Friday, October 26, 2007

Where was I before?...

I'm having problems with God. I feel so guilty begging God to spare my child from this pain & suffering. He is so busy and gets so many solicitations that I'm not sure I'll get heard. Crazy? I know it but I can't help my feelings.


Why wasn't I worried about prayer before? All of a sudden I'm pleading, begging, and shouting for mercy. Where was I before? I pray but I so want god to hear me. Is he busy today? Will he get my message? Does he know how much I love my little girl? He lost his beloved son, why would he make me go through the same?


I start my prayers the same. God, I need a favor. Maybe some of you out there might say I'm starting the prayer out wrong but I just want him to know what a great creation he made when he produced Kaylee. I'm a proud parent, but I honestly feel Kay is special. She is such a kind and caring person. I've never seen any ill will actions ever. I'm so proud that I am her father.
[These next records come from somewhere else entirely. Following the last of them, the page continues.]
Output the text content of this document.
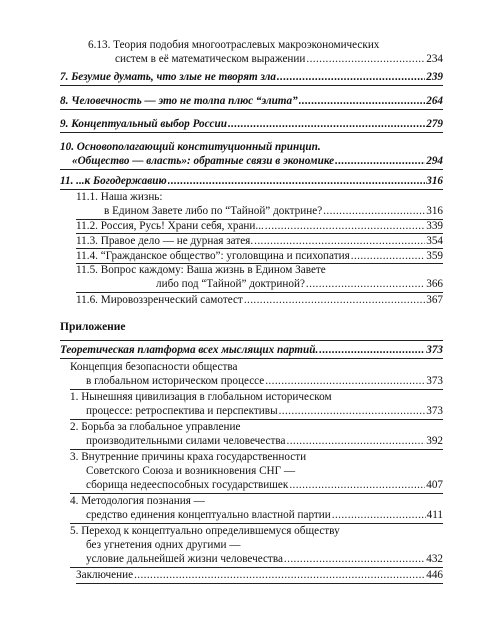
6.13. Теория подобия многоотраслевых макроэкономических
систем в её математическом выражении .....	234
7. Безумие думать, что злые не творят зла .....	239
8. Человечность — это не толпа плюс “элита” .....	264
9. Концептуальный выбор России .....	279
10. Основополагающий конституционный принцип.
«Общество — власть»: обратные связи в экономике .....	294
11. ...к Богодержавию .....	316
11.1. Наша жизнь:
в Едином Завете либо по “Тайной” доктрине? .....	316
11.2. Россия, Русь! Храни себя, храни... .....	339
11.3. Правое дело — не дурная затея. .....	354
11.4. “Гражданское общество”: уголовщина и психопатия .....	359
11.5. Вопрос каждому: Ваша жизнь в Едином Завете
либо под “Тайной” доктриной? .....	366
11.6. Мировоззренческий самотест .....	367
Приложение
Теоретическая платформа всех мыслящих партий. .....	373
Концепция безопасности общества
в глобальном историческом процессе .....	373
1. Нынешняя цивилизация в глобальном историческом
процессе: ретроспектива и перспективы .....	373
2. Борьба за глобальное управление
производительными силами человечества .....	392
3. Внутренние причины краха государственности
Советского Союза и возникновения СНГ —
сборища недееспособных государствишек .....	407
4. Методология познания —
средство единения концептуально властной партии .....	411
5. Переход к концептуально определившемуся обществу
без угнетения одних другими —
условие дальнейшей жизни человечества .....	432
Заключение .....	446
I have a favor to ask. If anyone has the direct line or has a personal connection to God please pass on the following message. There is an awesome child located in Lee's Summit, MO who desperately needs help. We want strength, faith, and courage during these trying times. We are being tested and our fuel runs low at times. If we could get some back up reserves and a little healing we would greatly appreciate it. Thank you.